Another Post-Katrina Police Verdict
One Cop Guilty, One Acquitted of Lying About Shooting


Special to the Trice Edney News Wire from the Louisiana Weekly

(TriceEdneyWire.com) - A federal jury has convicted one New Orleans police officer of lying about circumstances of a fatal shooting outside the city’s Ernest N. Morial Convention Center after Hurricane Katrina.

Federal jurors convicted officer Ronald Mitchell on one count of obstruction of justice and one count of perjury for lying about getting out of his patrol car after the September 2005 shooting and checking the pulse of 45-year-old Danny Brumfield.

Mitchell and Officer Ray Jones were patrolling near the Ernest N. Morial Convention Center, where thousands of residents were stranded for days after the 2005 storm.

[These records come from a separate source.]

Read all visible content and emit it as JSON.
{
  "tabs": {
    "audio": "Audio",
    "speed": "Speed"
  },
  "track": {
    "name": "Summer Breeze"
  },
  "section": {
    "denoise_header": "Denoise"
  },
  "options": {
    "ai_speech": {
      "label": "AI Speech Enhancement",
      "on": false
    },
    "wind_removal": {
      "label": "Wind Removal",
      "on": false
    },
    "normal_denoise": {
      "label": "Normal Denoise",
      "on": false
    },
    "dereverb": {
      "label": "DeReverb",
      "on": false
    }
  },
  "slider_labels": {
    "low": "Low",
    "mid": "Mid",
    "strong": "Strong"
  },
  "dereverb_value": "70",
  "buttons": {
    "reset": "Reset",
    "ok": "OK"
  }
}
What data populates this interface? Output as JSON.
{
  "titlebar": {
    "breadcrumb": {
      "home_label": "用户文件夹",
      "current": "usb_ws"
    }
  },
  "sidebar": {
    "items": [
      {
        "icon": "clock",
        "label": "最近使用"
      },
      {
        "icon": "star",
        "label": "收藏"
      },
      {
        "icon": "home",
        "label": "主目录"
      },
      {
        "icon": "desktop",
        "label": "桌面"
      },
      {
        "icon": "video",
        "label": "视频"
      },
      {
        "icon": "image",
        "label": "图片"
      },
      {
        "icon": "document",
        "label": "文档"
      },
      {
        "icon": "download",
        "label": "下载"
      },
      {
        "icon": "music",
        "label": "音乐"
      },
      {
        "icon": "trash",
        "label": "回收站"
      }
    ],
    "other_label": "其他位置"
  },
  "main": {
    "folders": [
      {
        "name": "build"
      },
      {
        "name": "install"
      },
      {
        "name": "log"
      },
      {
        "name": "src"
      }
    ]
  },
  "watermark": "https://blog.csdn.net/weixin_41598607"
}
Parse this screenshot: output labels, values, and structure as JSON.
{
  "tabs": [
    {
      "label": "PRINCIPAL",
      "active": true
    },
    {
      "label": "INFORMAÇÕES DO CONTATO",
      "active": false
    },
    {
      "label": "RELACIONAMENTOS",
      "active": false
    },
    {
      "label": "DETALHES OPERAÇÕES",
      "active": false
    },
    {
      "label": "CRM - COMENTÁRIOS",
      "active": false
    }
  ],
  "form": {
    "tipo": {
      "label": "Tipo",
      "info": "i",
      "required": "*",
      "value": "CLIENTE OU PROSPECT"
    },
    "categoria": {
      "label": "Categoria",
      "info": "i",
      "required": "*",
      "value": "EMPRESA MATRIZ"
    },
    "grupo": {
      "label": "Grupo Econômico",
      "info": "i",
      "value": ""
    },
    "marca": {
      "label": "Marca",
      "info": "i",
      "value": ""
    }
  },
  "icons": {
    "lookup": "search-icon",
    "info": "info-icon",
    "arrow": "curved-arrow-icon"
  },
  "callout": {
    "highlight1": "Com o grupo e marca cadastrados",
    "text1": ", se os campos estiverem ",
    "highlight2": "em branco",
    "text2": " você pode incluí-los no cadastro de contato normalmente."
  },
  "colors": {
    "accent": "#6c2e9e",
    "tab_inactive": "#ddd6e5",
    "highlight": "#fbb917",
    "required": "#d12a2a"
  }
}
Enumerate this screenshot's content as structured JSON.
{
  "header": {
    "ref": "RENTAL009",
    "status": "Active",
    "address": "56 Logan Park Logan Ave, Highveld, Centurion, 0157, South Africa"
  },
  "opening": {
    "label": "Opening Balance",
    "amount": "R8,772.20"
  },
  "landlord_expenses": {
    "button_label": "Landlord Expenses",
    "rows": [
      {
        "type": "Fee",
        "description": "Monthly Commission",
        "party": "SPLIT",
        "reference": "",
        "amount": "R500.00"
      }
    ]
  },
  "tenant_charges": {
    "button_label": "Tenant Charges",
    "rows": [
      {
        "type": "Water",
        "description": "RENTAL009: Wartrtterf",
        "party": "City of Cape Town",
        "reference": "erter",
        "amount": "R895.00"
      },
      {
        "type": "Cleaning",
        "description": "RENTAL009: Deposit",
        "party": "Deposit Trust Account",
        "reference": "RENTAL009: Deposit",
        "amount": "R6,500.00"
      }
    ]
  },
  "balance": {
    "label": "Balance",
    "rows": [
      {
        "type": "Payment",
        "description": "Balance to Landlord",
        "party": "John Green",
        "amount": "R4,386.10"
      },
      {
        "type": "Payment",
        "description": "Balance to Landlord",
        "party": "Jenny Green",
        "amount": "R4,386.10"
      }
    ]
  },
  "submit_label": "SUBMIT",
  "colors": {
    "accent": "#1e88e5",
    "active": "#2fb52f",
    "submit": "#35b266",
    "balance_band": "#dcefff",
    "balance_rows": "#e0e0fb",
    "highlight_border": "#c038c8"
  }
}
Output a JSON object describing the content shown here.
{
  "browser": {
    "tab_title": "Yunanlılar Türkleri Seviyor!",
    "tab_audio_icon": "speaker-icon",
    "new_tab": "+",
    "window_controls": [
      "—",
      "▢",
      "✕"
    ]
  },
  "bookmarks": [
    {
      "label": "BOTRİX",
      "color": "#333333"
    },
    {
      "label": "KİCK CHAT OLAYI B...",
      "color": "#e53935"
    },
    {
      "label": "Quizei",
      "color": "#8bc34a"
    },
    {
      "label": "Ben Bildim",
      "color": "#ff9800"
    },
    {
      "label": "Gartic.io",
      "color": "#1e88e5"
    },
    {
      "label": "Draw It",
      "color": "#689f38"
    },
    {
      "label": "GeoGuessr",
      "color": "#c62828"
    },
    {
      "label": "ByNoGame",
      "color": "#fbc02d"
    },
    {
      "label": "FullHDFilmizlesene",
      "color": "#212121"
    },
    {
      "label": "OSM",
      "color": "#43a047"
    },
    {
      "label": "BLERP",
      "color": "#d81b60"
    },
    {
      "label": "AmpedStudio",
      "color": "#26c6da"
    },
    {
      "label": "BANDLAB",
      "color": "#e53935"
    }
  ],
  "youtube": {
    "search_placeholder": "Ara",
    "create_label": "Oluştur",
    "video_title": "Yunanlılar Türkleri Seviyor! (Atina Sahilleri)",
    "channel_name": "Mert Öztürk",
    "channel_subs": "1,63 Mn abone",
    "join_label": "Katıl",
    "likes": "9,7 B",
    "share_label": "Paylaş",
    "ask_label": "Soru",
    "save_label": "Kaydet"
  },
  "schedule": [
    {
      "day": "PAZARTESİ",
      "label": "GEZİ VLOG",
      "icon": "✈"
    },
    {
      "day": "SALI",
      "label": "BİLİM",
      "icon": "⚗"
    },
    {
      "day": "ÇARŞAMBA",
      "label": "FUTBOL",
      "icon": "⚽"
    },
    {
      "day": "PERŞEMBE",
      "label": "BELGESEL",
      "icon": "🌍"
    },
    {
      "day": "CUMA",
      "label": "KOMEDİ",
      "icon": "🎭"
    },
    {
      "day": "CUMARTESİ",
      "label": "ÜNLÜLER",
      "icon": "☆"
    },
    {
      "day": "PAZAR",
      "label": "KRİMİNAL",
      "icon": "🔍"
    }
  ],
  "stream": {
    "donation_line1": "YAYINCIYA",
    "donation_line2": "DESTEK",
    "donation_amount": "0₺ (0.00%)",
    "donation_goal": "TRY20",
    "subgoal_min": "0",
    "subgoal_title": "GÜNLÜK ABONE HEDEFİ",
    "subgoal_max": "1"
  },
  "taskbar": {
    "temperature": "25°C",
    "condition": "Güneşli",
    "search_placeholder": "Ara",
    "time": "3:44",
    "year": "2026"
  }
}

Mitchell shot and killed Brumfield with a single shotgun blast on Sept. 3, 2005. He was acquitted of two counts of lying about the shooting itself. Jones was also acquitted.

After deliberating for more than eight hours on Thursday, Dec. 8, jurors said they were deadlocked on at least one of the six counts. U.S. District Judge Sarah Vance instructed them to return the next day. The jury returned its verdicts Friday, Dec. 9, after about one more hour of deliberations.

According to The Associated Press, witnesses who testified during the trial gave conflicting accounts of the deadly encounter. When Brumfield tried to flag down the officers, he either jumped on the hood of the car Jones was driving or was struck by the vehicle and fell on the hood. One witness said Brumfield exchanged heated words with one of the officers, while another said they didn’t say anything to each other.

“I think it was a good result today, and I think the jury did a great job,” U.S. Attorney Jim Letten said.

Mitchell’s attorney, Kerry Cuccia, thanked the jurors as they filed out of the courtroom and patted his client on his shoulder. Cuccia said he planned to appeal the convictions.

“We recognize the jury had a job to do and feel they worked very diligently though that,” Cuccia told reporters Friday, adding that his client accepted the verdicts.

Eric Hessler, Jones’ lawyer, said after the verdict was read that his client is grateful that the jury believed his testimony.

“It’s kind of bittersweet to him,” Hessler said. “He thinks his partner was put in a bad position and did the best he could do under trying circumstances.”

The case against the officers is one of several Justice Department probes of alleged misconduct by nearly two dozen New Orleans police officers following Katrina.

Last December, a federal jury convicted three NOPD officers and acquitted two others in the death of 31-year-old Henry Glover, who was shot and killed by an officer outside a West Bank strip mall before a different officer burned his body in a car. Glover’s skull was taken from the burned car and is still missing.

In August 2011, five current or former officers were convicted of civil rights violations stemming from deadly shootings of unarmed residents on the Danziger Bridge in eastern New Orleans. Five other former officers pleaded guilty to participating in a cover up that included a planted gun, fabricated witnesses and falsified reports.

The United States Department of Justice issued a scathing report that outlined patterns of widespread police brutality, misconduct and corruption in the NOPD?earlier this year. A consent decree with input from citizens and community organizations is expected to be implemented in the near future that will ideally lead to much-needed reforms in the city’s troubled police department.